No, you are just dead set on twisting what I said to fit your position so that you don't have to change your mind or see the distinction I made.
Because you ceded the point that intellectual property is real... plagiarism is bad remember... Plagiarism is the theft of another's ideas: their intellectual property.
America alone spent $792 Billion on research and development in 2022 ( https://ncses.nsf.gov/pubs/nsf23320 ). Just because a few open source software programs exist doesn't make all research and innovation cheap
Discussion
You call yourself an Agorist but you reason like an average Communist: believing it is perfectly acceptable to laying claim to others intellectual work and feeling entitled to their property
If you find a recipe do you feel the need to ask permission to use it?
If I figure out how something works it gets added to my knowledge of how to do things & I don't believe anyone has any right to tell anyone else how they can or can't arrange their own property. Food is not different from metal or wood or anything else
IP is a violation of physical property rights. If everything is patented then your ownership of materials would be meaningless. You couldn't make anything with your own stuff without buying permission from a bunch of other people. So the scam is made more believable by creating completely arbitrary time constraints. But it's entirely based on an ends justifying the means sort of argument. "We get to beat you up for using your property a certain way for a certain amount of time because someone needs to be rewarded for this idea." And even independent arrival at an already patented idea doesn't free you from the scam.
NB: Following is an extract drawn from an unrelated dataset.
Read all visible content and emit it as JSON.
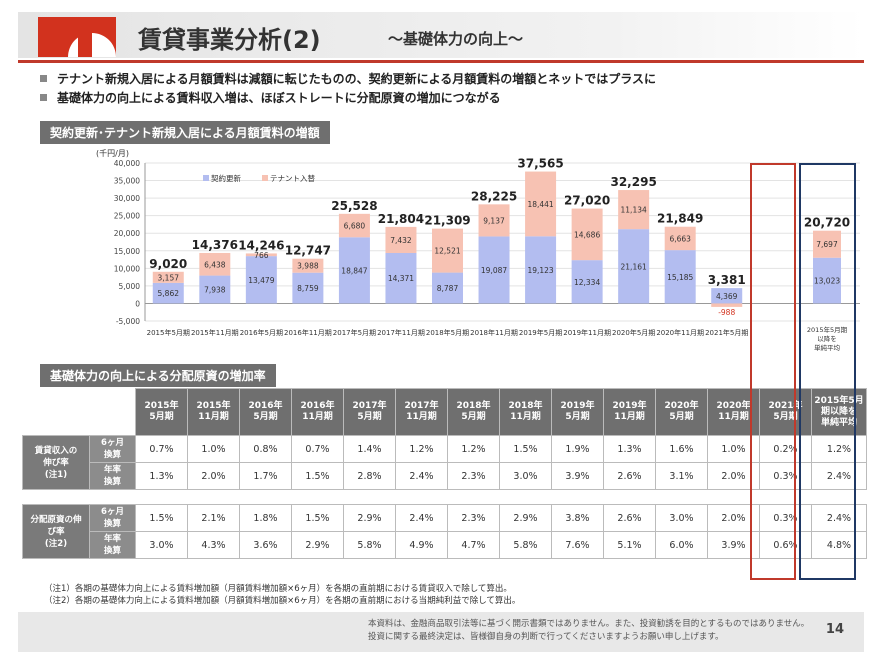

The very purpose of property rights is to establish a fair & just way to reduce conflict over scarce & rivalrous things.
The entire basis for the IP scam requires one to confuse copying with stealing in order to create conflict where there otherwise would be none. And that's why I said, if nothing is missing, nothing was stolen.
I'm sure your stance of no intellectual property extends to trademarks as well. What if someone starts producing "Coca Cola" in their garage and includes antifreeze as one of the ingredients? Do you think the actual Coca Cola company has a right to stop them? It will surely kill anyone who drinks it, and it would greatly erode the brand value of Coca Cola causing them to lose substantial amounts of revenue. Or would Coca Cola company be considered "an angry fucking 5 year old scammer" in your eyes?
No, as I said before that is lying (or fraud).
Saying you are someone you aren't, or taking credit for something you didn't do isn't okay.
Physically harming people is a punishable offense & harming people with the intent of also damaging a business is worse.
People need ways to clearly identify & distinguish themselves from others. But I do not believe force funded institutions should exist at all, so I think we are going to need decentralized methods for simple & easily authentication.
So trademarks and branding are 100% intellectual property. They obviously serve a valuable purpose and a company is absolutely within their rights to defend that property. I'm glad we agree.
Also:
Merriam-Webster dictionary, Plagiarism:
(transitive verb): to steal and pass off the ideas or words of another as one's own : use another's production without crediting the source.
(Intransitive verb) : to commit literary theft : present as new and original an idea or product derived from an existing source
Plagiarism is a violation of intellectual property, you can not choose to believe in one without the other, that's asinine.
I think you should read what I said more carefully.
If you can figure out how to defend exclusive control of a particular brand name without using force or violence then I'm all for that.
I think it is fraud to claim to be the originator of a book that was simply copied from someone else. I see nothing wrong with reprinting a copy of a book that is properly attributed to the author & indicating that it was an independent publication (same as any book in the public domain). I also think it is a fraud to produce a copied product & claim it is a respected brand. But there is nothing wrong with Aldidas & Adidas coexisting. I don't know what sort of restitution is owed for violations in either case, I suspect something like libel laws would be the place to look for how restitution should be handled.